À Barcelone, la rue Tuset attire des foules chaque week-end. Bars, discothèques et files d’attente interminables transforment ce quartier autrefois paisible en un véritable enfer sonore pour ses habitants.
La rue Tuset, dans le quartier chic de Sarrià-Sant Gervasi, était autrefois un lieu de promenade agréable, ponctué de restaurants et de quelques bars. Aujourd’hui, avec plus de vingt bars et cinq discothèques majeures, dont le mythique Bling Bling, elle se transforme du jeudi au samedi en un corridor bruyant et saturé.
Pour les riverains, ce tourisme nocturne est devenu un fardeau quotidien. Cristina, 63 ans, médecin et mère d’une famille de cinq personnes, et Maria, 59 ans, mère de quatre enfants et professionnelle libérale, membres de l’association Xarxa Veïnal Contra el Soroll ( Réseau de voisins contre le bruit ), racontent comment elles tentent de survivre dans ce chaos.
Bruit incessant et sommeil impossible
Pour Cristina, qui habite rue Tuset depuis 28 ans, la situation a radicalement changé. Son appartement au septième étage ne l’épargne pas du vacarme : « Même avec les fenêtres fermées, on entend tout. L’été, c’est insupportable, impossible d’aérer… impossible de dormir. » Le bruit n’est pas seulement fort, il est constant. Une foule compacte déambule jusque tard dans la nuit, ponctuée de cris et de chants.

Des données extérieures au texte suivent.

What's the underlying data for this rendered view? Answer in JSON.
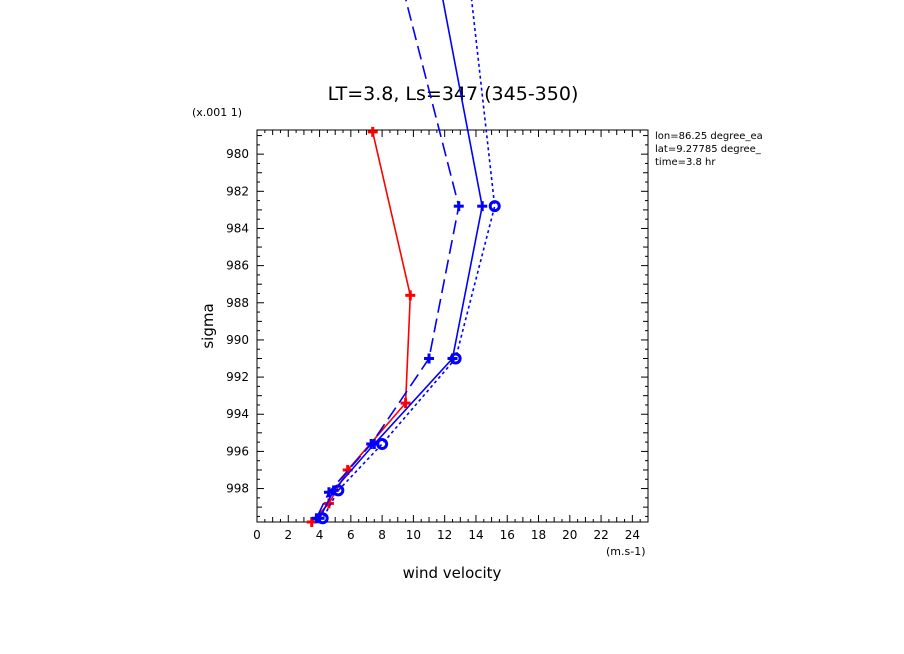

La jeune génération ne tient pas, les anciens résidents subissent « Beaucoup de jeunes locataires partent très vite. Les plus âgés restent… mais à quel prix ? » Cristina a dû changer de chambre, d’autres membres de sa famille dorment avec des bouchons d’oreilles. La fatigue devient physique et psychologique, et le quartier, autrefois vivant mais agréable, s’est transformé en une rue étouffante, où la sérénité semble impossible.
Maria confirme ce sentiment : la rue elle-même est saturée de monde. Les files d’attente devant les discothèques s’étendent parfois sur plusieurs centaines de mètres, rendant les déplacements impossibles. « Si je dois prendre un taxi à 5h du matin, c’est impossible. Les voitures ne passent pas. La rue est saturée… et tu n’as même pas le droit de sortir ton chien tranquillement à 23h. » Entre indignation et résignation, elle décrit un quotidien où chaque sortie devient un casse-tête.
Dégradations, incivilités et insécurité
Mais ce n’est pas seulement le bruit qui inquiète. Cristina et Maria racontent des scènes qui dépassent le simple désagrément sonore. Vomissements, bagarres, urines… et parfois pire. Cristina s’indigne « On voit des gens se battre, crier… même avoir des relations sexuelles dans la rue. Maria, elle, se souvient avec un mélange de colère et de consternation « Un matin, devant une discothèque, il y avait un couple en plein acte. Ma fille avait 11 ans. » Ces images traumatisantes soulignent à quel point la rue Tuset est devenue un lieu où le contrôle de l’espace public est presque inexistant.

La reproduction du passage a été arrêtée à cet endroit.